13.4. The user is also not liable for damage caused by actions or omissions of third parties engaged by the buyer in the performance of the assignment, unless this damage is also caused by intent or gross negligence equivalent thereto by the user.

  • The user is always entitled to limit or undo the buyer’s damage as much as possible, to which the buyer shall fully cooperate.
  • The buyer is obliged to limit or, where possible, undo his/her own damage and/or that of their members.

13.7. The user is never liable for indirect damage, including consequential damage, lost profits, missed savings, and damage due to business interruption. The foregoing does not apply in the case of intent or gross negligence equivalent thereto by the user.

Article 14: Indemnifications

14.1. The buyer indemnifies the user against claims from third parties relating to intellectual property rights on materials or data provided by the buyer and used in the execution of the agreement.

14.2 The buyer indemnifies the user against claims from third parties regarding damage related to or arising from the agreement executed by the user, insofar as the user is not liable to the buyer for this under article 13.

Article 15: Force majeure

15.1. The parties are not obliged to fulfill any obligation if they are prevented from doing so due to a circumstance that is not attributable to fault and is not for their account under the law, a legal act, or generally accepted principles.

15.2. Force majeure in these general terms and conditions includes, in addition to what is understood in law and jurisprudence, all external causes, foreseen or unforeseen, over which the user has no control but which prevent the user from fulfilling its obligations.
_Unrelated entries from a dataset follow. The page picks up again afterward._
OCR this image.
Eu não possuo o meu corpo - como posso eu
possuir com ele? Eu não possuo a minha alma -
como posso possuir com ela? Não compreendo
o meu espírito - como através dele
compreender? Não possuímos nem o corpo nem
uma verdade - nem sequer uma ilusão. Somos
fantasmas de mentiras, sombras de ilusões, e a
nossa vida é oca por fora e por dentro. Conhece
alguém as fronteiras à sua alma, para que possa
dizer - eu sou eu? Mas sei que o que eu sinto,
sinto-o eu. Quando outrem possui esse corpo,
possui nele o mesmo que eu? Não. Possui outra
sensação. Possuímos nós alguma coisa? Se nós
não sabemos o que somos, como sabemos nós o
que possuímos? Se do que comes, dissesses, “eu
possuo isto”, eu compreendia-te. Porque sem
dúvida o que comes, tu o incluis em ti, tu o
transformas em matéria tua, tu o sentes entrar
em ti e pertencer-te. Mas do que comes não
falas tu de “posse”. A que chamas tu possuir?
Strikes in the user’s company are also included.

15.3. In case of force majeure, the buyer cannot claim any compensation.

15.4. If a force majeure situation leads to exceeding the agreed date or term, the buyer has the right to dissolve the relevant agreement by written declaration. This dissolution does not apply to goods already delivered; these must be paid for by the buyer in accordance with article 7 of these general terms and conditions.

Article 16: Applicable law and disputes

  • The court in the user’s place of business has exclusive jurisdiction to take cognizance of disputes, unless mandatory legal provisions dictate otherwise.
  • All legal relationships between the user and the buyer to which these general terms and conditions apply are governed by Dutch law. The Vienna Sales Convention is expressly excluded.

Article 17: Filing

17.1. These terms and conditions are filed at the Chamber of Commerce in Arnhem under no. 06014710

17.2. The latest filed version or the version valid at the time the agreement was concluded always applies.